More on Relations Versus Types | Database in Depth: Relational Theory for Practitioners

Chapter 2 was called Relations Versus types. However, I wasn't in a position in that chapter to explain the most important difference between those two concepts but now I am, and I will.

I've shown that the database at any given time can be thought of as a collection of true propositions: for example, the proposition Supplier S1 is under contract, is named Smith, has status 20, and is located in city London. More specifically, I've shown that the argument values appearing in such a proposition (S1, Smith, 20, and London, in the example) are, precisely, the attribute values from the corresponding tuple, and of course each such attribute value is a value of the associated type. It follows that:

Types are sets of things we can talk about;

relations are (true) statements about those things.

In other words, types give us our vocabulary the things we can talk about and relations give us the ability to say things about the things we can talk about. (There's a nice analogy here that might help: Types are to relations as nouns are to sentences.) For example, if we limit our attention to suppliers only, for simplicity, we see that:

The things we can talk about are supplier numbers, names, integers, and character strings and nothing else.
The things we can say are things of the form "The supplier with the specified supplier number is under contract, has the specified name, has the status denoted by the specified integer, and is located in the city denoted by the specified character string" and nothing else. (Nothing else, that is, except for things that are logically implied by things we can say. For example, given the things we already know we can say about supplier S1, we can also say things like Supplier S1 is under contract, is named Smith, has status 20, and is located in some city where the city is left unspecified. And if you're thinking that what I've just told you is very reminiscent of, and probably has some deep connection to, relational projection as well, you'd be absolutely right.)

The foregoing state of affairs has at least three important corollaries. To be specific, in order to represent "some portion of the real world" (as I put it in the previous section):

Types and relations are both necessary without types, we have nothing to talk about; without relations, we can't say anything.
Types and relations taken together are sufficient, as well as necessary we don't need anything else, logically speaking. (Well, we do need relvars, in order to reflect the fact that the real world changes over time, but we don't need them to represent the situation at any given time.)
Types and relations aren't the same thing. Beware of anyone who tries to pretend they are! In fact, pretending a type is just a special kind of relation is precisely what certain commercial products try to do (though they don't usually talk in such terms) and I hope it's clear that any product that's founded on such a logical error is doomed to eventual failure. The products I have in mind aren't relational products, of course; typically, they're products that support objects in the object-oriented sense, or products that try somehow to marry such objects and SQL tables. (In fact, at least one of the products I have in mind has indeed already failed.) Further details are beyond the scope of this book, however.

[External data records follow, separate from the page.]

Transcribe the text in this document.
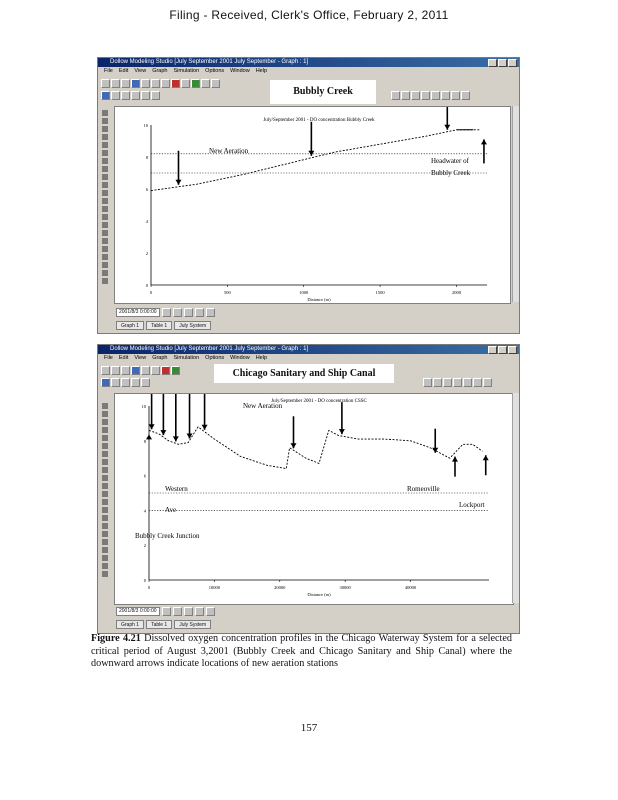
Filing - Received, Clerk's Office, February 2, 2011
Dollow Modeling Studio [July September 2001 July September - Graph : 1]
File Edit View Graph Simulation Options Window Help
Bubbly Creek
July/September 2001 - DO concentration Bubbly Creek
10
8
6
4
2
0
0	500	1000	1500	2000
Distance (m)
New Aeration
Headwater of
Bubbly Creek
2001/8/3 0:00:00
Graph 1	Table 1	July System
Dollow Modeling Studio [July September 2001 July September - Graph : 1]
File Edit View Graph Simulation Options Window Help
Chicago Sanitary and Ship Canal
July/September 2001 - DO concentration CSSC
10
8
6
4
2
0
0	10000	20000	30000	40000
Distance (m)
New Aeration
Western
Ave
Romeoville
Lockport
Bubbly Creek Junction
2001/8/3 0:00:00
Graph 1	Table 1	July System
Figure 4.21 Dissolved oxygen concentration profiles in the Chicago Waterway System for a selected critical period of August 3,2001 (Bubbly Creek and Chicago Sanitary and Ship Canal) where the downward arrows indicate locations of new aeration stations
157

I'd like to wind up this section by offering a slightly more formal perspective on some of what I've been saying. I've said a database can be thought of as a collection of true propositions. In fact, a database, together with the operators that apply to the propositions represented in that database (or to sets of such propositions, rather), is a logical system. And when I say "a logical system," I mean a formal system like euclidean geometry, for example that has axioms ("given truths") and rules of inference by which we can prove theorems ("derived truths") from those axioms. Indeed, it was Codd's very great insight, when he first invented the relational model back in 1969, that (despite the name) a database isn't really just a collection of data; rather, it's a collection of facts, or in other words true propositions. Those propositions the given ones, that is, which is to say the ones represented by the base relvars are the axioms of the logical system under discussion. The inference rules are essentially the rules by which new propositions can be derived from the given ones; in other words, they're the rules that tell us how to apply the operators of the relational algebra. Thus, when the system evaluates some relational expression (in particular, when it responds to some query), it's really deriving new truths from given ones; in effect, it's proving a theorem!

Once we understand the foregoing, we can see that the whole apparatus of formal logic becomes available for use in attacking "the database problem." In other words, questions such as:

What should the database look like to the user?
What should integrity constraints look like?
What should the query language look like?
How can we best implement queries?
More generally, how can we best evaluate database expressions?
How should results be presented to the user?
How should we design the database in the first place?

(and others like them) all become, in effect, questions in logic that are susceptible to logical treatment and can be given logical answers.

Of course, it goes without saying that the relational model supports the foregoing perception very directly which is why, in my opinion, that model is rock solid, and "right," and will endure. It's also why, again in my opinion, other "data models" are simply not in the same ballpark. Indeed, I seriously question whether those other "models" deserve to be called models at all, in the same sense that the relational model can be called a model. Certainly most of them are ad hoc to a degree, instead of being firmly founded, as the relational model is, in set theory and predicate logic. I'll expand on these issues in Chapter 8.